MALANJE
Há dez anos, foi-nos apresentado por uma das nossas lavadeiras... sapateiro de profissão. Quando tio Bártolo aqui esteve, disse-nos que era necessário alguém para tratar do calçado dos nossos rapazes e decidimos contratar o tio Miguel. Depois de vários anos, percebemos que já não necessitávamos realmente dos seus serviços e explicamos-lhe que não poderia continuar a trabalhar connosco. O tio Miguel explicou-me que tinha 60 anos, que vivia sozinho, que eu não devia despedi-lo e que poderia ser colocado noutra área de trabalho. Foi assim que decidimos passá-lo para a agricultura. Aos 65 anos aposentou-se e a Casa do Gaiato passou a dar-lhe uma pequena tença, já que o Estado só dá reforma a quem contribuir com 35 anos para a Previdência Social. Além disso, como a muitos trabalhadores, deixamos-lhe um pedaço de terra para cultivar mandioca e outros produtos básicos para a sua alimentação.
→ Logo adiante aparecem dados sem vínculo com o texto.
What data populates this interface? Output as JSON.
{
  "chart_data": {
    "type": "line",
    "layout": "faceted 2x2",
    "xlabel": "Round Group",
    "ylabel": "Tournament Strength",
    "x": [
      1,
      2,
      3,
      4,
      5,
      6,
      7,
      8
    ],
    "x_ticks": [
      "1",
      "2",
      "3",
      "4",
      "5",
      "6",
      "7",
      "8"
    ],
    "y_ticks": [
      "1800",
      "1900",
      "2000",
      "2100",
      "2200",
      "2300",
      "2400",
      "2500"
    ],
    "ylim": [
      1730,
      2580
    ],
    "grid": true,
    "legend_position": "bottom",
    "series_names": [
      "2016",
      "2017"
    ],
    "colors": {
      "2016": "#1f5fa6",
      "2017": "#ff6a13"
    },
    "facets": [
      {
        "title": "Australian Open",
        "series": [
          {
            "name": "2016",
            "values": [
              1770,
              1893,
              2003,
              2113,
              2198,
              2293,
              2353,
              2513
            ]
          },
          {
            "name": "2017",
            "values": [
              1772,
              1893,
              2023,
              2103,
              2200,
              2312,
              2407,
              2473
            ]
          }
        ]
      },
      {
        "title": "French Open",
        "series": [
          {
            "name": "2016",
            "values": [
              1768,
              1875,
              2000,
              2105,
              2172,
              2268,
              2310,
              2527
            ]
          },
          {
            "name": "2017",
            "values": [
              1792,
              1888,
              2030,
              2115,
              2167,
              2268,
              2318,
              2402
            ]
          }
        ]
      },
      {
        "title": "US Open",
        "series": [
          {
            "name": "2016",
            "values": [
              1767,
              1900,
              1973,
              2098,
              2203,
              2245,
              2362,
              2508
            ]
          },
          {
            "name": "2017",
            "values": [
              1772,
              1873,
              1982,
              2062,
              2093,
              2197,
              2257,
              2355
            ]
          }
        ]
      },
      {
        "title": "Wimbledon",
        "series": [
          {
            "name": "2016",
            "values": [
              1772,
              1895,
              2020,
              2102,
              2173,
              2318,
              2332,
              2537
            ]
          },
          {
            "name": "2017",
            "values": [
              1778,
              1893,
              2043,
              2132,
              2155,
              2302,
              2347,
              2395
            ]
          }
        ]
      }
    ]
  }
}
Muitas vezes encontrei-o na estrada vindo a pé da cidade que fica a cerca de dez quilómetros de distância, e dava-lhe boleia no nosso carro. Sempre me disse que não tinha dinheiro para o transporte e aproveitava o da Casa do Gaiato sempre que podia.
Há várias semanas encontrei-o à porta da nossa secretaria com uma receita de medicamentos, porque queria pedir ajuda para os comprar. Depois de falar um pouco com ele, fui ao meu quarto e dei-lhe alguns valores para aviar a receita. Ele fica agradecido e com aquele olhar de simplicidade que muitos anciãos destas terras ainda possuem, nos despedimos. Outro dia, uma das nossas trabalhadoras, disse-me que encontraram o tio Miguel morto, junto a uma árvore, a caminho da cidade. Segundo me relataram, naquela tarde caiu uma grande chuva e o tio Miguel regressou à cidade, no meio da tormenta, a pé, como já estava debilitado pela doença, sentou-se junto à árvore para esperar a Irmã morte. Esta morte recorda-nos quantas pessoas envelhecem e depois de uma vida passada a trabalhar para o bem da sociedade, esta não tem como oferecer-lhe uma pequena ajuda para o seu sustento. Quantas e quantas pessoas idosas vemos indo aos campos colher um pouco de alimento, para comer somente naquele dia.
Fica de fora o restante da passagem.